Attendees are done with traditional, hour-long sessions and, even worse, three-hour general sessions — it’s time for session formatting to meet attendees where their attention spans are.
We’ve all heard that attendees want shorter, more interactive sessions and more breaks and downtime, but are we really breaking the traditional session formatting mold or just talking about it? Meeting industry events have been modeling different session formats, offering breakouts of differing lengths from short campfires to interactive brain dates, as well as longer breaks. If you’re not already hopping on this trend, it may be time to rethink the traditional way of chunking up your content.
Why? For one reason, people’s attention spans are shrinking, thanks at least in part to the rise of the cellphone and social media. From Instagram Reels to TikTok, we’ve all become accustomed to brief, entertaining bursts of content, interspersed with longer periods of skimming where we’re really engaged in scrolling but not so much challenged or entertained — or learning. According to Gloria Mark, a psychologist and chancellor’s professor of informatics at the University of California Irvine, in 2004 the average attention span was about 2.5 minutes. By 2012, it had shrunk to 75 seconds, and now it’s closer to an average of 47 seconds.
This doesn’t mean sessions should be less than a minute long, of course, but they do need to shrink from the typical hour to something less. And they should get the audience interacting and engaging with each other, the speaker or the content in some way several times over the course of the session to keep attendees focused and learning, rather than treating the session as a rote experience like scrolling, where you only tune in when something catches your attention.
There are a multitude of session formats you can use to shake things up and keep people engaged and paying attention, including lightning talks, Pecha Kucha and Ignite sessions where speakers have a limited time to deliver content — and slides that advance automatically to keep up the pace. Interactive activities, such as a human spectrogram, where attendees move to different areas of the room based on their answers to questions, and World Café, where small groups explore topics at tables for a set period of time, then rotate to new tables to change up the perspectives.
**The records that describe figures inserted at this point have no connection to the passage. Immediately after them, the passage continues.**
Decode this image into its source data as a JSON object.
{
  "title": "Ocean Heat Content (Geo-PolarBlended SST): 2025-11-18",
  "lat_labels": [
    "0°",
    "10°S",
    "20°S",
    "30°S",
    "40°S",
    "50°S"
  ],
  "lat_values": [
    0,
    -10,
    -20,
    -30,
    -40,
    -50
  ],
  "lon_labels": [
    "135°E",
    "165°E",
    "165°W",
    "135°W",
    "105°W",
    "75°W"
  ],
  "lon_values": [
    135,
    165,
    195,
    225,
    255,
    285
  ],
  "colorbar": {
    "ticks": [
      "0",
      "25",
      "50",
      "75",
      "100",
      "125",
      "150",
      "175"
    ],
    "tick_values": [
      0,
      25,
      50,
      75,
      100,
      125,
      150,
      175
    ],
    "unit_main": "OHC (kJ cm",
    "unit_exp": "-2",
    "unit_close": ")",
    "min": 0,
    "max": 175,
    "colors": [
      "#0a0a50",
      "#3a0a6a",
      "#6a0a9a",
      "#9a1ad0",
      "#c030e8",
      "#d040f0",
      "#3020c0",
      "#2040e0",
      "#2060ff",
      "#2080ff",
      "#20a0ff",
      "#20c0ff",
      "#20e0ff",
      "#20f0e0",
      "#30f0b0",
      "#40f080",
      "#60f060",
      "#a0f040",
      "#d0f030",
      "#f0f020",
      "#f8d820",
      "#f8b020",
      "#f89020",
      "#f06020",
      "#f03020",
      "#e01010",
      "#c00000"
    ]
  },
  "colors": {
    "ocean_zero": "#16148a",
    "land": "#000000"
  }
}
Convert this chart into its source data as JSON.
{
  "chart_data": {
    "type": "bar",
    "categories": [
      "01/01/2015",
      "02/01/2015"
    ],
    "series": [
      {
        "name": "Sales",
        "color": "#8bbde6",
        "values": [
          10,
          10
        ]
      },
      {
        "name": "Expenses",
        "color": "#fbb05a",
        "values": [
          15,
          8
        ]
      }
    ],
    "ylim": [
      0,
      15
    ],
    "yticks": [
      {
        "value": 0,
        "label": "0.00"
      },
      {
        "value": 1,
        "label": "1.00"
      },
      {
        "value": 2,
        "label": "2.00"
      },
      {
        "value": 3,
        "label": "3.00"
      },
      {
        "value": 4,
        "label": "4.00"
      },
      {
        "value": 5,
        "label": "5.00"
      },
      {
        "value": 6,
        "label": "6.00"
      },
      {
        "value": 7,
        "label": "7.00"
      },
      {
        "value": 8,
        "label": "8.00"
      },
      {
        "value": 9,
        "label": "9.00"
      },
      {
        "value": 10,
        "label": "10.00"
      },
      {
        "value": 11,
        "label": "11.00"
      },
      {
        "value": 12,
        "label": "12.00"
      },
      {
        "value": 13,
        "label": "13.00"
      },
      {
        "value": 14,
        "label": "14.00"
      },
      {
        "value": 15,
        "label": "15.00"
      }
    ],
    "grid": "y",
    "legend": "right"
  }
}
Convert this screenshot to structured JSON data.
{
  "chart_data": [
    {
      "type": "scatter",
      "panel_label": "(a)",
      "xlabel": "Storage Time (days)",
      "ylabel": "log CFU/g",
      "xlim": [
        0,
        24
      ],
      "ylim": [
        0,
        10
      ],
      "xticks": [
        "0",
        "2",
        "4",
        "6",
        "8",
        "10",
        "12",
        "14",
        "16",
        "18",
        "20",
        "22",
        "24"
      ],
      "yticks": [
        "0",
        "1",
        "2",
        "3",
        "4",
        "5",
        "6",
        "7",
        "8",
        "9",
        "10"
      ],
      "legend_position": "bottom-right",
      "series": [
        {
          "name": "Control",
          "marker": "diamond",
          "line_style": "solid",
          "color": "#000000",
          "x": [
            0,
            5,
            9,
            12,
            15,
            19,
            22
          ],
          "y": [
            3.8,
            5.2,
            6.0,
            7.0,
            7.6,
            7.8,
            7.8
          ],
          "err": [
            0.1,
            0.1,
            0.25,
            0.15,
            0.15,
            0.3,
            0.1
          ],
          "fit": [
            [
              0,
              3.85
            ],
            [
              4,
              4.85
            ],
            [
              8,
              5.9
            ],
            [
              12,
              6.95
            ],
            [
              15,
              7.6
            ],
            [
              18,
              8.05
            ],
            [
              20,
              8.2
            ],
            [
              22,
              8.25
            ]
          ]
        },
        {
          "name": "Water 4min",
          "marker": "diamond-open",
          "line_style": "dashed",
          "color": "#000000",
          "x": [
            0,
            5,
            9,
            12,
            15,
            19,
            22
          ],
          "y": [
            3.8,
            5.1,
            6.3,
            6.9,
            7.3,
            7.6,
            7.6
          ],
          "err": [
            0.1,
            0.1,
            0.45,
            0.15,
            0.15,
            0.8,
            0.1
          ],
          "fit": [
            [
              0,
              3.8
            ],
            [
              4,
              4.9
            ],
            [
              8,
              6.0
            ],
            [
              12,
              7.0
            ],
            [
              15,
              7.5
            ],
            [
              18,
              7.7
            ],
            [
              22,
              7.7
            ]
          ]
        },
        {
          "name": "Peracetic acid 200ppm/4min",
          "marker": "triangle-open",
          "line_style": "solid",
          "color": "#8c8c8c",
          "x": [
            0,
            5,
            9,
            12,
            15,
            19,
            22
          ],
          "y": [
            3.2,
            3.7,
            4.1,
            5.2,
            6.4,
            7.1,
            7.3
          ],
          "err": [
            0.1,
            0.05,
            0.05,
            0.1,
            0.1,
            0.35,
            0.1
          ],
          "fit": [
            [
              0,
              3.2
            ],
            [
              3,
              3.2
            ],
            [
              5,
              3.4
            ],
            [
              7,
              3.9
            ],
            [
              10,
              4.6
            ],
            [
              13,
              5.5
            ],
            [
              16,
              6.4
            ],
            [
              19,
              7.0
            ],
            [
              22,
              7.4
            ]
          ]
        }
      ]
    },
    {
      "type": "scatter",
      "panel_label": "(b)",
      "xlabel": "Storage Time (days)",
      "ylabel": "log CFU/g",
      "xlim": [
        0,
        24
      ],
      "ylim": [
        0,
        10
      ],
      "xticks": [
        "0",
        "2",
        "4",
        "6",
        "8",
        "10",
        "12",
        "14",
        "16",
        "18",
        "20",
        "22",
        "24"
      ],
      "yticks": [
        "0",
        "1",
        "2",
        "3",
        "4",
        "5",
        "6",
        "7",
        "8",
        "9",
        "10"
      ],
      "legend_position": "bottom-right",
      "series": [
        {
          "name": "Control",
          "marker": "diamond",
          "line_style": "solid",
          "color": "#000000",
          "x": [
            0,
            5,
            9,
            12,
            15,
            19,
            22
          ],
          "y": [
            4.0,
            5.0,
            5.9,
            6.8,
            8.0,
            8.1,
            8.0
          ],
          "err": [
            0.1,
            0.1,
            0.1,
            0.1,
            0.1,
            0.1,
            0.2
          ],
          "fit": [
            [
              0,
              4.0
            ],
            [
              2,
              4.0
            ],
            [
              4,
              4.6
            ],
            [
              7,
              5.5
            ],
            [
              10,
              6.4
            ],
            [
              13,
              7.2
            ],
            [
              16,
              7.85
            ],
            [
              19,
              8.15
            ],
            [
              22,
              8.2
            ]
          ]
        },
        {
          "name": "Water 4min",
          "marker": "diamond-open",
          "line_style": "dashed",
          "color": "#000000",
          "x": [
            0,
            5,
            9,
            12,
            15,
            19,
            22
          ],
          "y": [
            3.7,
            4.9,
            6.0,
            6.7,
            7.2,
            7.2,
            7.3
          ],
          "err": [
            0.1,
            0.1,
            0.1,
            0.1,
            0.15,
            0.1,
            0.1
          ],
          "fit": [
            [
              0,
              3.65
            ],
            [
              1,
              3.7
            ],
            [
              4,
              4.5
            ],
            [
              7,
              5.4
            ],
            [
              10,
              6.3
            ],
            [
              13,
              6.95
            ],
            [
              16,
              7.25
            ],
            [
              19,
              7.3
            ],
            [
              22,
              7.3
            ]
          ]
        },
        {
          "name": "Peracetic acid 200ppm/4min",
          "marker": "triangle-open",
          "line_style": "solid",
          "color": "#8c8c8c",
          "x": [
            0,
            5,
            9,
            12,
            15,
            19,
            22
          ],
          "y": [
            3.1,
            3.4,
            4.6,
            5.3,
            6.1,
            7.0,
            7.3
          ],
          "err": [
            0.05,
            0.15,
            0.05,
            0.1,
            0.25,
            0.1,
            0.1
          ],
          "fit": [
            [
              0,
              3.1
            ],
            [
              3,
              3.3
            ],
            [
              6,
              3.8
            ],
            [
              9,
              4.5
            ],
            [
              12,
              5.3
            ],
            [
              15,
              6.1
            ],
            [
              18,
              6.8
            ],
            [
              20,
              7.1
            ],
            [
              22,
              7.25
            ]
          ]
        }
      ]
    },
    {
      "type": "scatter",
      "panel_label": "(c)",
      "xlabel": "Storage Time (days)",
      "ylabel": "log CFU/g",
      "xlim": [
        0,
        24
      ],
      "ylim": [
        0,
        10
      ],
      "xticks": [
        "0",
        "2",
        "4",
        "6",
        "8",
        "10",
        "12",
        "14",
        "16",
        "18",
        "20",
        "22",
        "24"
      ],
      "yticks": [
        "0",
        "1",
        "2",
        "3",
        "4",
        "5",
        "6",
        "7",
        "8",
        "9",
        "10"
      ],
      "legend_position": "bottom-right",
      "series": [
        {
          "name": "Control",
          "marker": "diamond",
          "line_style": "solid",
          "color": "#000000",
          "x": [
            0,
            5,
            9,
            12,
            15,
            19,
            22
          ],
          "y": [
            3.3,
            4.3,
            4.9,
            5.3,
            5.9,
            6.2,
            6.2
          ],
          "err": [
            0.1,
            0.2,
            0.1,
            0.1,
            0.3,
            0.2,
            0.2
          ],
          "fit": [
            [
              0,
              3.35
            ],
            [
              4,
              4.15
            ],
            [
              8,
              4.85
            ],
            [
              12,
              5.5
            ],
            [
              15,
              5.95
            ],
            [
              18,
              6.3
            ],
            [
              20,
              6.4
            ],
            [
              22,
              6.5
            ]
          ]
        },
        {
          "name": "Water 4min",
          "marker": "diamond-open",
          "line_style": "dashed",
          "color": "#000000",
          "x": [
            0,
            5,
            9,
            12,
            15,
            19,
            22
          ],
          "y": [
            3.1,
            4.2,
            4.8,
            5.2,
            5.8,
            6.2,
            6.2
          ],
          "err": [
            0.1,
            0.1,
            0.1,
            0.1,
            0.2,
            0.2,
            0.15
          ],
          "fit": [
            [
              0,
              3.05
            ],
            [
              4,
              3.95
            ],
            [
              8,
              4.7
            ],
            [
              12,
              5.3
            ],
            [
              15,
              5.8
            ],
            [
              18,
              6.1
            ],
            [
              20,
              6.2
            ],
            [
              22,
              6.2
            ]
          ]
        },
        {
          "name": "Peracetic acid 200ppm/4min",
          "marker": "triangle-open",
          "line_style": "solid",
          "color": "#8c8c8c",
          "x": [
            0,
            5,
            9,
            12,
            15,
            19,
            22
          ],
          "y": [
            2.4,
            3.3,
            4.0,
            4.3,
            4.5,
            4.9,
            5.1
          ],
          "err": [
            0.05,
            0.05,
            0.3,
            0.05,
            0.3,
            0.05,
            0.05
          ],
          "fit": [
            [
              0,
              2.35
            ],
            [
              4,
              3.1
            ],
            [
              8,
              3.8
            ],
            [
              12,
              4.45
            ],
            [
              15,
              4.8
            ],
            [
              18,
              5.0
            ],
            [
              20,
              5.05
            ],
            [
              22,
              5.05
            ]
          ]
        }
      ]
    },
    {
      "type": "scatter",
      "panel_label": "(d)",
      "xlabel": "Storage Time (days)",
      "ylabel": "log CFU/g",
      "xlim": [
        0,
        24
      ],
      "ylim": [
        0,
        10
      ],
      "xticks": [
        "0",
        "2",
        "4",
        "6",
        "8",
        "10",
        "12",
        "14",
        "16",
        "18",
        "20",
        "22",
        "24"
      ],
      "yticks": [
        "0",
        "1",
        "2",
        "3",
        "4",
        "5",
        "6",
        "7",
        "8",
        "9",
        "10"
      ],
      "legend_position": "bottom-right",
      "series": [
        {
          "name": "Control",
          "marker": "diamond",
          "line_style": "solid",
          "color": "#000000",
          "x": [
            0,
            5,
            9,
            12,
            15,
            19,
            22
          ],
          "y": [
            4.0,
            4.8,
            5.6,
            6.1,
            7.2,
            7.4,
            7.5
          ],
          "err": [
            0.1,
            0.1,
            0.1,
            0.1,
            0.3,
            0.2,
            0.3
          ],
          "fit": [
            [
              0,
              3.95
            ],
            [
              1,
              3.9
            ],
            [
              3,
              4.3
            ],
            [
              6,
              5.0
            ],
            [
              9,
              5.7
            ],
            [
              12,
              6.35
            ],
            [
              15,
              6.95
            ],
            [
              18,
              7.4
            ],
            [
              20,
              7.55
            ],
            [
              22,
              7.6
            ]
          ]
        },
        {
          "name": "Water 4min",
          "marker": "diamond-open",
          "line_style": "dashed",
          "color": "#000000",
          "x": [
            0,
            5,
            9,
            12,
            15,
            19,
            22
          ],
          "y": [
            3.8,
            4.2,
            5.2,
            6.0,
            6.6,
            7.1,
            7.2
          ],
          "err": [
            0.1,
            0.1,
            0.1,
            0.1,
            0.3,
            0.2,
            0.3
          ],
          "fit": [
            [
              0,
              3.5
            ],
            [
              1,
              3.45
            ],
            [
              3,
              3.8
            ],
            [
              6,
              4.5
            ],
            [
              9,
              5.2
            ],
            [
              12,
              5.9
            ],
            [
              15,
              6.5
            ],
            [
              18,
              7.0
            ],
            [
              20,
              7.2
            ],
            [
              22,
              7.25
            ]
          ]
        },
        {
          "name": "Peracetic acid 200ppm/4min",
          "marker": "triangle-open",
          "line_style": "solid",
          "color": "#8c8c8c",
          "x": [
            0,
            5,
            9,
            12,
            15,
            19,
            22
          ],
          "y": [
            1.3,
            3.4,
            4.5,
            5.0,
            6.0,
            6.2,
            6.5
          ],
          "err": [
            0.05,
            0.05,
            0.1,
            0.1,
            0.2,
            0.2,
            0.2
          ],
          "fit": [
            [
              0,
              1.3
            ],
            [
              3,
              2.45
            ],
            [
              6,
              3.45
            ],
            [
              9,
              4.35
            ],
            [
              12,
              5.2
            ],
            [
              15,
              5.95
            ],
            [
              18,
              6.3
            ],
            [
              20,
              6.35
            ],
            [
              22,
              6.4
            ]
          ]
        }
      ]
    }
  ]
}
As with making any change, rebooting your session formats can be challenging. For one, it’s not easy to condense all the information into a shorter time slot without losing any vital parts of the messaging — and some speakers will try to jam too much into that shorter slot, much like the dreaded PowerPoint slide with so much crammed onto it that it’s borderline incomprehensible. That leads not to learning and engagement, but an audience that’s overwhelmed, exhausted and frustrated. But speakers who are accustomed to a longer session often find it difficult to pare down their content to fit the shorter time frame and may not like handing control of the content over to participants by using interactive elements.
From a purely logistical standpoint, shorter sessions also mean more transitions between speakers and activities, which can lead to delays and disruptions if they’re not timed precisely. And it’s more challenging to accommodate different learning styles when you have less time available.
The upshot is that, while it’s not always going to be easy to upend the traditional conference format, it will be well worth the time and effort when you see the results: Attendees having an engaged, active learning experience that will stay with them long after the conference is over.